November 1, 2002
Why The Stock Market’s Applaud an Economy That is Teetering on the Brink of Recession

Today’s Data
The ISM Manufacturing index came in slightly below expectations, the U.S. economy lost 5,000 jobs in October (initial estimate), and the unemployment rate ticked up a notch to 5.7%. Further, personal savings jumped to 4.2% in September, spending actually declined (while income was up), and October automobile sales were exceptionally weak, albeit partially because sales were compared to a record breaking month in October 2001.

Given that none of the above reports is ‘good news’ it can easily be seen why the markets closed higher today: the Fed is going to cut! As Reuters reports, most economists see the Fed cutting interest rates next week by ¼ point. Furthermore, Fed futures, already pricing in a 90% chance of a Fed cut at the opening bell, rallied sharply following a slightly weaker than expected ISM report.

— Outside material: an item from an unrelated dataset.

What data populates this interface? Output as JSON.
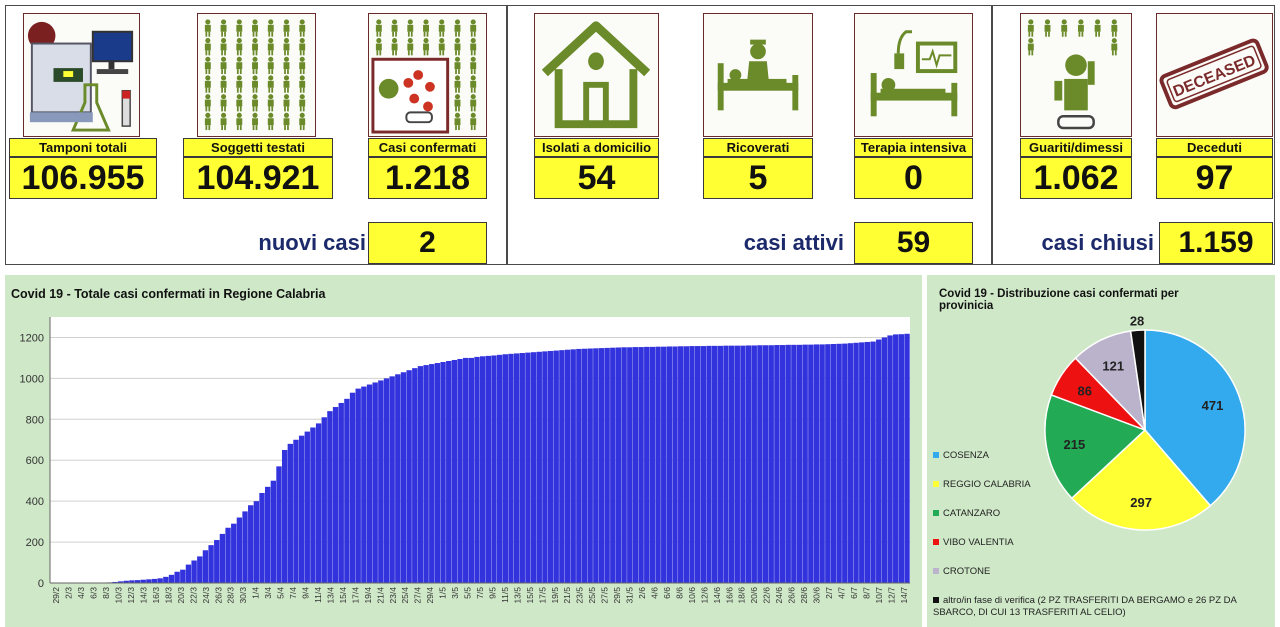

To reiterate Monday’s sentiments, the pattern is that the markets like Fed cuts.
“For those of you who do not believe investors are silly enough to get excited about another rate cut remember why the markers are supposedly rallying today (company ABC beats slashed EPS estimates by 2 pennies!).  Moreover, remember that investors do not have to get excited for the markets to rally.  Rather, all that is required for prices to edge higher is for the short-selling-shaker to be pulled away from the table, and for a pinch of short covering to be thrown into the mix. To be sure, not even short sellers are likely to become overly stimulated by bad economic news knowing that such news could prompt the Fed to cut interest rates in a few days time.”  Oct 30, 02

Product of Conditioning
That investors are, once again, rallying around the expected actions of the Fed would seem to be illogical. After all, the Fed slashed rates 11 times in 2002 and economists continually reiterated ‘the cuts usually kick-in within 12-months!’ – and here we are nearly 12 months from the last Federal Reserve Board intervention and they are preparing to cut again.

However, by living through one the briefest and most pleasant recessions in history (Q101-Q201-Q301), one could speculate that investor’s have come to be fearful of recessions yet extremely excited about the post recession recovery. Accordingly, as economic report after economic report confirms that the economic situation is becoming more grim this increases the odds that things are about to get better.

Suffice it to say, buying into to this strain of reasoning can be a dangerous pursuit. To be sure, the Fed could cut interest rates next week and nothing may happen – consumers may still continue to send less and businesses may continue to spend little. However, and this point seems to be key, who is buying stocks based upon what the economy may do after next week? While certainly possible, it is nonetheless unlikely that anyone is holding the steadfast opinion that another cut will cure all that ails the U.S. economy.

Speculation aside, the majority of stocks carry with them more risks than potential rewards. The basics tell us that valuations are high and that forward estimates will be knocked lower, and, on a more complex note, the macro economic outlook could not be more troubling – consumer debt as a percentage of disposable income has never been higher coming out of a recession and capacity utilization has rarely ever been lower (which suggests businesses do not need to undertake new investments).  As such, exactly what can drive economic growth going forward? 

The truth is that no one, be it the Wall Street optimist or cheery economist, is able to provide an acceptable answer to this question. Rather, the conclusions offered essentially argue that mediocrity is not cause for alarm – the economy may be sinking but since it hasn’t sunk it may stay afloat.

As the U.S. economy continues to show signs of unraveling most investors and economists are keeping their fingers crossed -- they hope that as the teeter-totter goes down it becomes more likely to go up. This type of simplistic contrarianism is extremely accurate with long run thinking, as historical economic boom/bust cycles aptly demonstrate.  Nevertheless, with respect to the stock markets it is worth remembering that prices have already rallied…

Yes, the stock markets love an economy that is teetering on the brink of recession.  What the markets do not like, however, is an economy that enters a recession or doesn’t rebound strongly from a near recession.